So why isn’t everyone virtualising? An audience poll of the webinar found that around a quarter had yet to do any significant virtualising, even given the obvious benefits.
“Perversely, the reason more organisations don’t adopt virtualisation wholesale, is risk aversion,” said Thornton. It’s perverse, he explained, because, virtualisation clearly reduces IT risks, by making it faster and easier to deploy applications, providing more resilience, and cutting the cost of errors if something goes wrong.
However, it seems organisations – like people – don’t have a realistic perception of risks. Just as people are more concerned about the dangers of air travel than crossing the road, organisations fear virtualisation more than they fear the routine failures of their un-virtualised IT estate, because virtualisation still seems like a step into the unknown.

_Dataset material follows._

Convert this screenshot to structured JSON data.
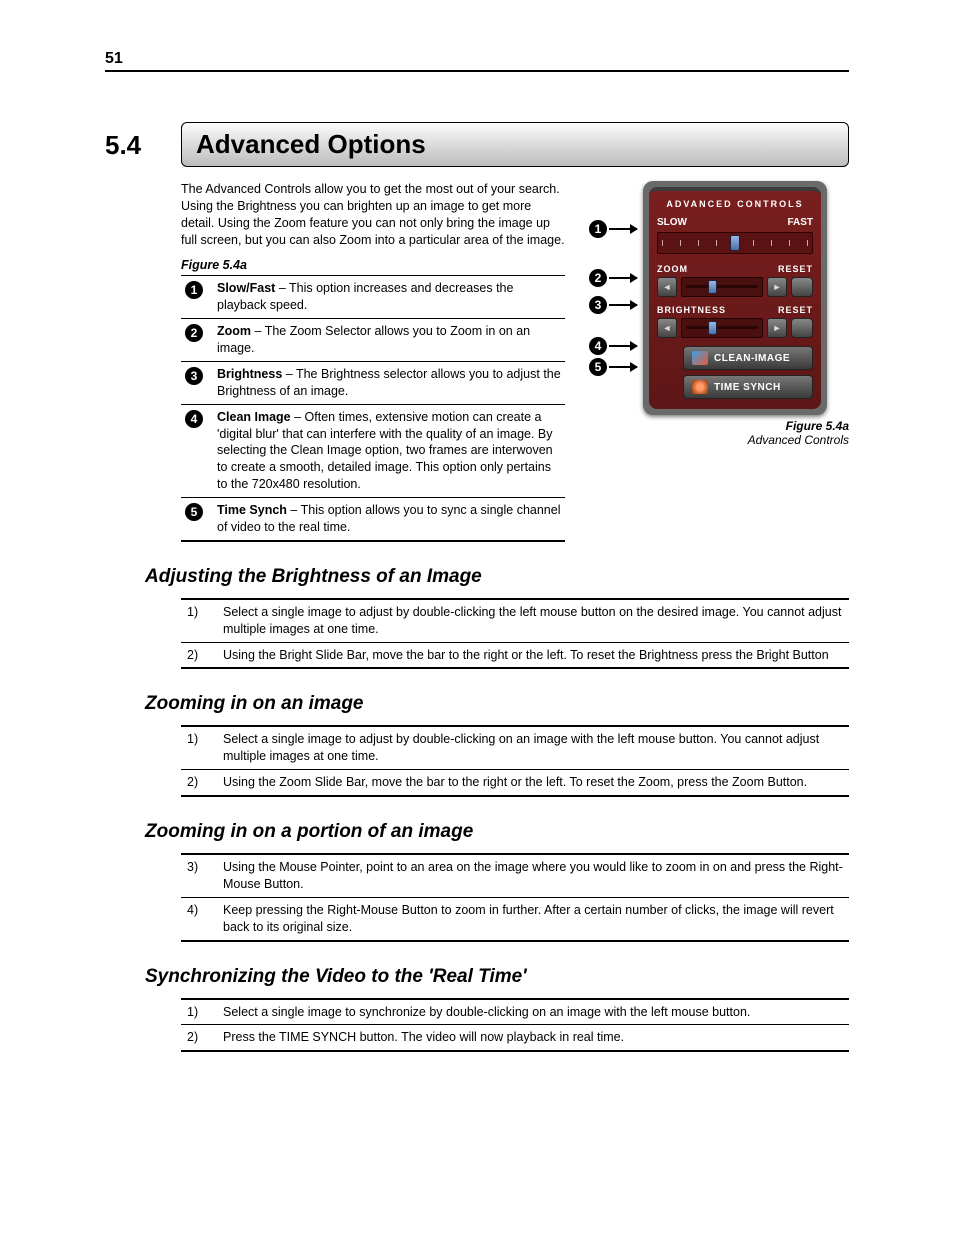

This fear of the unknown came across in a webinar poll, where forty percent of the listeners expressed confusion about hypervisors – the basic technology underlying virtualisation. The same poll found that VMware has the lead amongst competing hypervisors, with strong showing for the two major open source offerings, Xen (which is backed by Citrix and the basis of Oracle’s VirtualBox) and KVM (backed by Red Hat and many others).
A big problem is that virtual servers are difficult to map onto organisational structures developed in a pre-virtual world. Departments which own their own IT assets may turn into “server-huggers” when the prospect of virtualisation is raised.

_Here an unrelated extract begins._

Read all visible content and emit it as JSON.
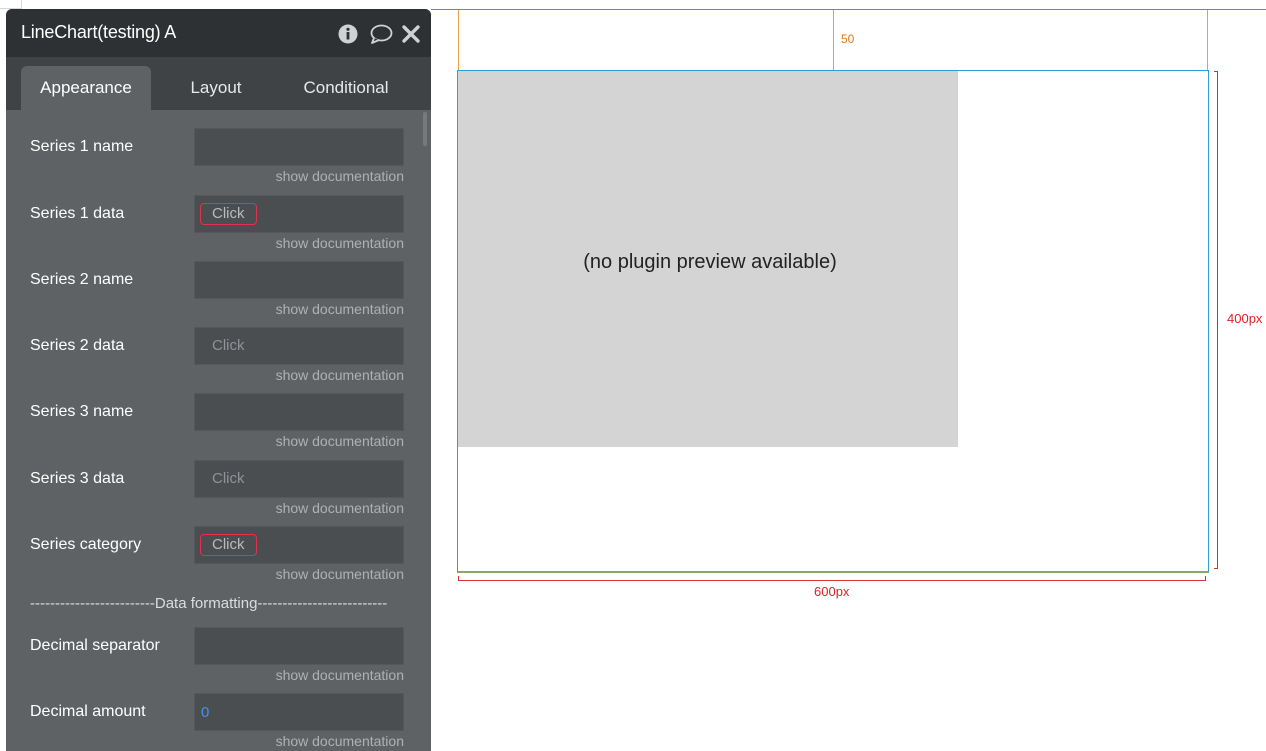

“Processes that worked with hardware servers may not work for virtual servers” said Thornton. Corporate structures are often bult around ownership, and users within the organisation may be unable to grasp the value of virtualisation, if it means they no longer “own” their server.
Who owns the hardware is often an easier question to answer than who owns the virtual server, said Thornton. It may also be harder to budget for the virtual server, which costs almost nothing unless it makes heavy use of the shared IT resource – compared with the phycical server, which has a big one-off cost for the department, but whose ongoing costs are mostly hidden.

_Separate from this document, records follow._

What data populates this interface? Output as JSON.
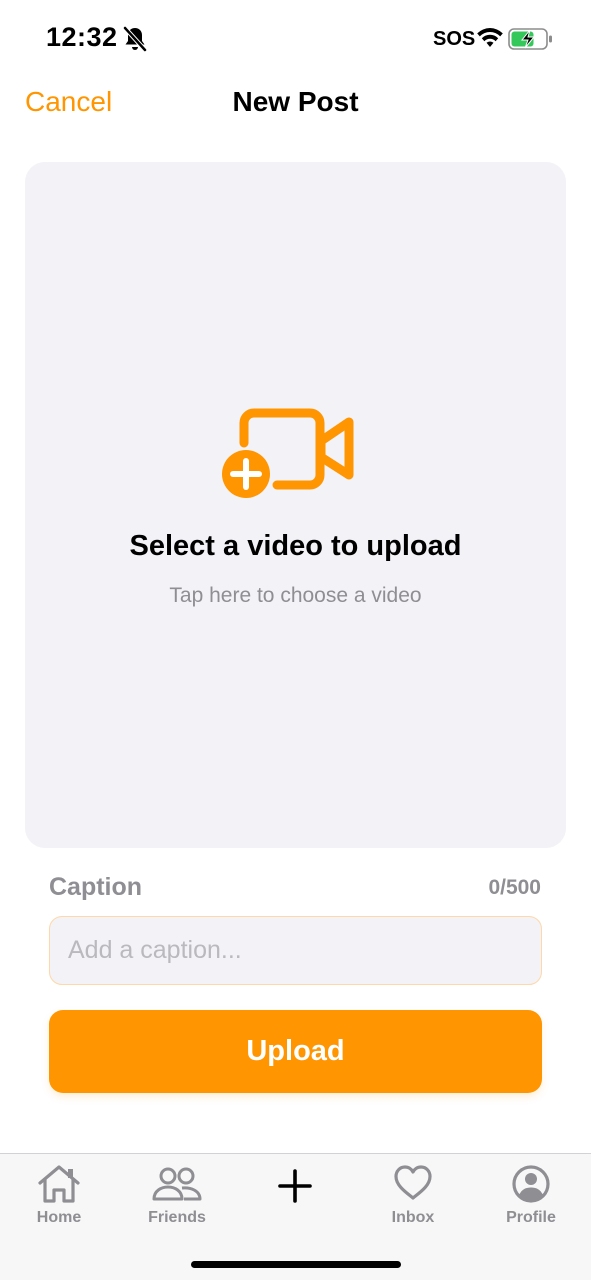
{
  "status_bar": {
    "time": "12:32",
    "carrier": "SOS",
    "icons": [
      "bell-slash-icon",
      "wifi-icon",
      "battery-charging-icon"
    ]
  },
  "header": {
    "cancel_label": "Cancel",
    "title": "New Post"
  },
  "upload_area": {
    "icon": "video-add-icon",
    "title": "Select a video to upload",
    "subtitle": "Tap here to choose a video"
  },
  "caption": {
    "label": "Caption",
    "count": "0/500",
    "value": "",
    "placeholder": "Add a caption..."
  },
  "upload_button": {
    "label": "Upload"
  },
  "tab_bar": {
    "items": [
      {
        "label": "Home",
        "icon": "home-icon"
      },
      {
        "label": "Friends",
        "icon": "friends-icon"
      },
      {
        "label": "",
        "icon": "plus-icon"
      },
      {
        "label": "Inbox",
        "icon": "heart-icon"
      },
      {
        "label": "Profile",
        "icon": "profile-icon"
      }
    ]
  },
  "colors": {
    "accent": "#FF9500",
    "upload_area_bg": "#F2F2F7",
    "secondary_text": "#8E8E93"
  }
}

“Organisations in general don’t have robust processes in place to deal with this,” said Thornton. Both men agreed that the strongest resistance to virtualisation comes from departments which own servers, in particular within finance, where legitimate requirements for reliability and governance may be used as arguments against any new procedure, or against change in general.
Technical arguments, and financial arguments may be used against virtualisation, but these are usually a red herring, said Puttick. His organisation does not allocate IT costs, because that is a “negative” approach, which “goes with the idea that IT and the business are somehow separate”.
“In fact, IT is there to deliver business strategy.” said Thornton. “It should not be seen as something separate.” However, IT does need to accept that many of the things it delivers are now a commodity. IT people operating at board level should accept that many of their treasured assets are now liabilities, and be prepared to move to more simplified structures, shifting the emphasis away from hardware.
“Virtualisation lets the IT department people focus on the business, instead of making the IT work,” said Thornton.
This has also been put forward as a main benefit of the more radical process of moving IT to clouds – virtual resources outside the company firewall. Whether through internal virtualisation or cloud computing, it looks as if IT managers need to concentrate on business processes, the thing that distinguishes one business from another.